With precise plotting underpinned by a wise understanding of human nature, George Eliot’s most autobiographical novel gives a wonderful evocation of rural life and the complicated relationship between siblings.

Part of the Macmillan Collector’s Library; a series of stunning, clothbound, pocket sized classics with gold foiled edges and ribbon markers. These beautiful books make perfect gifts or a treat for any book lover. This edition of The Mill on the Floss features an introduction by Professor Kathryn Hughes.

Maggie Tulliver and her brother Tom enjoy a rural childhood on the banks of the river Floss. But the approach of adulthood creates tension: intelligent and fiery Maggie tests the boundaries of nineteenth-century society in her search for love, while Tom embraces convention and accepts his father’s desire for him to become a businessman. Increasingly self-righteous, Tom disapproves of his sister’s suitors and when he discovers that she took a fateful boat trip with Stephen Guest, her cousin’s fiancé, he turns his back on her. Maggie is ostracized by her beloved brother and her own community, and only through tragic events are the siblings reunited . . .

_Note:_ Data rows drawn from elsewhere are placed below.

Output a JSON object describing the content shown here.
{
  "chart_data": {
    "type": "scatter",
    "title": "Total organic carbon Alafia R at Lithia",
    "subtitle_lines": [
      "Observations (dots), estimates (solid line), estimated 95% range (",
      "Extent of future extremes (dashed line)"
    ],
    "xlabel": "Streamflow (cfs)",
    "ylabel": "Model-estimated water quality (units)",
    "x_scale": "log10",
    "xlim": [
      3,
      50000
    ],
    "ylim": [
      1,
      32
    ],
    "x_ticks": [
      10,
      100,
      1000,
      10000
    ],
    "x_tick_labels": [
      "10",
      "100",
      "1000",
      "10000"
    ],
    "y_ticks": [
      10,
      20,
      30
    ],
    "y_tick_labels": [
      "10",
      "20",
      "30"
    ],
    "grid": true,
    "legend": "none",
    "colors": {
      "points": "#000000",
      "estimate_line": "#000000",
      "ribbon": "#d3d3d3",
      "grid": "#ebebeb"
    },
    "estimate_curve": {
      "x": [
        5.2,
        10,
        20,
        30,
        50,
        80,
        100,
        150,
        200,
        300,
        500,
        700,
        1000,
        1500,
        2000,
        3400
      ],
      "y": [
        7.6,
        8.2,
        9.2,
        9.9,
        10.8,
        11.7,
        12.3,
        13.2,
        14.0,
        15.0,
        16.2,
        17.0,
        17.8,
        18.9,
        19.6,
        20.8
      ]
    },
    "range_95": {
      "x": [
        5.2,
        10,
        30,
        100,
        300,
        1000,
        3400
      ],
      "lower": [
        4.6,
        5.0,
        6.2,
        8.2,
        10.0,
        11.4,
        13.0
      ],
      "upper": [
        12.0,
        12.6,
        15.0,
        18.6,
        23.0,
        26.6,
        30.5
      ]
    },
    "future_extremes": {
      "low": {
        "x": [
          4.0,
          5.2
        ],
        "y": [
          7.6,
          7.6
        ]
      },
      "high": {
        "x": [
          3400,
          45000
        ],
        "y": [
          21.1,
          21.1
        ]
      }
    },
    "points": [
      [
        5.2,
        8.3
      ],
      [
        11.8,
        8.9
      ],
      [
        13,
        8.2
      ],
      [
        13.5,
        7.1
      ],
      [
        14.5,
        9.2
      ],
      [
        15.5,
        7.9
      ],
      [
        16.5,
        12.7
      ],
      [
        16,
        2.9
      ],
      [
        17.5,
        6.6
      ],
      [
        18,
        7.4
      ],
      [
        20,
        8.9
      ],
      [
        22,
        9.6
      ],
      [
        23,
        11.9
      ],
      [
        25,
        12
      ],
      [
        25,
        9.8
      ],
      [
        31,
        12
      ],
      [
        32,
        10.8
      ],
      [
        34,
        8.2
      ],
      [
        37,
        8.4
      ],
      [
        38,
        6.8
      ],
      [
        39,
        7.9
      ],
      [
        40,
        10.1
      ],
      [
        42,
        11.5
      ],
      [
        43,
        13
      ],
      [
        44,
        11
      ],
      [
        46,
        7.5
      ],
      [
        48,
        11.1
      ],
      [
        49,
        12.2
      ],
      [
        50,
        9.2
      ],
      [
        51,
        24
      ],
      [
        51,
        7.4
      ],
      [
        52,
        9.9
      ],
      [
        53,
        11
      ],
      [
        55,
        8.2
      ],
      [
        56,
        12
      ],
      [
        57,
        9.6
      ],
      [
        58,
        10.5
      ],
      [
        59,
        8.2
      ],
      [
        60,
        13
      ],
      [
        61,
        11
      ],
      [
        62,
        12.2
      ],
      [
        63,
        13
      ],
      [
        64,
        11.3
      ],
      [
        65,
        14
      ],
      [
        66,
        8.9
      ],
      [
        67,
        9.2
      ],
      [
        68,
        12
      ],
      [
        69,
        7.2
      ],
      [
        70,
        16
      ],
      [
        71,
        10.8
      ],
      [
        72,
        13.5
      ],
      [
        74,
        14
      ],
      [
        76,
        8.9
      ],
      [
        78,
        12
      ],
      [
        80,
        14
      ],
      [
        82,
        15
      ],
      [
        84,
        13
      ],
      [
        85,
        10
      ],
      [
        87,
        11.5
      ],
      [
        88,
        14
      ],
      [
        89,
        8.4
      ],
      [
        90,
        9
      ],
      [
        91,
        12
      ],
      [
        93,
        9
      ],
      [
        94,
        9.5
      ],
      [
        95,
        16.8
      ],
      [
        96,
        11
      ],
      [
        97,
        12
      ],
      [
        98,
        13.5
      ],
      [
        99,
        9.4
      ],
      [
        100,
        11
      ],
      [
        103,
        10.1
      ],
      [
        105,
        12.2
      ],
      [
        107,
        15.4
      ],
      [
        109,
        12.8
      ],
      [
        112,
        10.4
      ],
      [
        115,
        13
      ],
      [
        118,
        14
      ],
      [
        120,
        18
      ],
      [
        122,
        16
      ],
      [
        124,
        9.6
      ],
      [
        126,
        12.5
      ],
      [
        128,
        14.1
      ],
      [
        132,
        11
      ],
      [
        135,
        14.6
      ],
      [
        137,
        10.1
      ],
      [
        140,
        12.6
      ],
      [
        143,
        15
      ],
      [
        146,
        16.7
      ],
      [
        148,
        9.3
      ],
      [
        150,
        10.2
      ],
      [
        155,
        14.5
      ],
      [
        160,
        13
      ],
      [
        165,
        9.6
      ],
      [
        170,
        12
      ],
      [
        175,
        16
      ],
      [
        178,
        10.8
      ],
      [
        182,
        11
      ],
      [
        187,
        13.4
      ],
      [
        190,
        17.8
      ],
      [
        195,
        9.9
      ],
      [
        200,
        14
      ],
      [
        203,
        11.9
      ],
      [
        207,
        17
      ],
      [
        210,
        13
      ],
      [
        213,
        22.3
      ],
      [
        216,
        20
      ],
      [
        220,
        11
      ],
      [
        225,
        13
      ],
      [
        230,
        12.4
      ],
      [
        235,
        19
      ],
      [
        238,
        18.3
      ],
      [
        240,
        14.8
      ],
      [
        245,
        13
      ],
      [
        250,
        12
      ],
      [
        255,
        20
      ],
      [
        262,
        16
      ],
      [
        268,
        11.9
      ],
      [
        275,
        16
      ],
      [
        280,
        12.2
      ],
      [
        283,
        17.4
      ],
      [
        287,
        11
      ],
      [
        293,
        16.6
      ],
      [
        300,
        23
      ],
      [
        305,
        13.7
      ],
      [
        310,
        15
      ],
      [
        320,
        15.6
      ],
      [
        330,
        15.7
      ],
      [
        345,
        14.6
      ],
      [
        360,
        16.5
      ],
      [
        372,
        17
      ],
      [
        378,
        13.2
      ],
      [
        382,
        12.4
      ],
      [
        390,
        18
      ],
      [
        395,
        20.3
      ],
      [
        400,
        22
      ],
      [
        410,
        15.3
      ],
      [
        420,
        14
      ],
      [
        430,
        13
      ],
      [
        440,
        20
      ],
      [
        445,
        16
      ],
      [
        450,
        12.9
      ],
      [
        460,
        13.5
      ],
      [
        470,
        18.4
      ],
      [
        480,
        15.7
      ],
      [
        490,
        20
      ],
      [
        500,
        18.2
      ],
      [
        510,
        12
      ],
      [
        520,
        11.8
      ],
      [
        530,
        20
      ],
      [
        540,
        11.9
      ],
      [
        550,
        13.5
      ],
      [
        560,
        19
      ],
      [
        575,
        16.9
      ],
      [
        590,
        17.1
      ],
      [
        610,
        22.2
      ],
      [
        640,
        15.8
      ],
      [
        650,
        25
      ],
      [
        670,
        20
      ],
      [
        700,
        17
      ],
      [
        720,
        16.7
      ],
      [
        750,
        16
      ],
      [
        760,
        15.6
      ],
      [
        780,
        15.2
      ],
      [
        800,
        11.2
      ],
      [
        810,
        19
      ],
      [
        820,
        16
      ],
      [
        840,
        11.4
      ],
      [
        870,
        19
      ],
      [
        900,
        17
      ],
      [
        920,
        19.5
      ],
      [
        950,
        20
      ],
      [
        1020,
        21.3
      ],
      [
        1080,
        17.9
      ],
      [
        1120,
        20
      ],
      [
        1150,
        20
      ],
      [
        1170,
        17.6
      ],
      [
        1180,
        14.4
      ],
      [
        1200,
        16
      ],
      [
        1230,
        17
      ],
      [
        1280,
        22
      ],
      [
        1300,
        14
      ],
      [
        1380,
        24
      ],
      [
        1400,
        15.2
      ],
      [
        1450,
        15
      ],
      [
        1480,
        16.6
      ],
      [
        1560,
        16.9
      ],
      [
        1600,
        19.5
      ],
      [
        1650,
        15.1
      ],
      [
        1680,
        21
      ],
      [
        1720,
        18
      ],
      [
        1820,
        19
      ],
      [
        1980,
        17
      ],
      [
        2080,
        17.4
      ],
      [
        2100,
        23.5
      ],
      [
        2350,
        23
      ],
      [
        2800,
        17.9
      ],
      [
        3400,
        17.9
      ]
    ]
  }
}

George Eliot (1819-80) was born Mary Ann Evans into the family of a Warwickshire land agent and did not escape provincial life until she was 30. But she was brilliantly self-educated and able at once to shine in London literary circles. It was, however, her novels of English rural life that brought her fame, starting with Adam Bede, published under her new pen name in 1859, and reaching a zenith with Middlemarch in 1871. Eliot was a devoutly moral woman but lived for 25 years with a man who already had a wife. It is indicative of the respect and love that she inspired in her most devoted readers that Queen Victoria was one of them.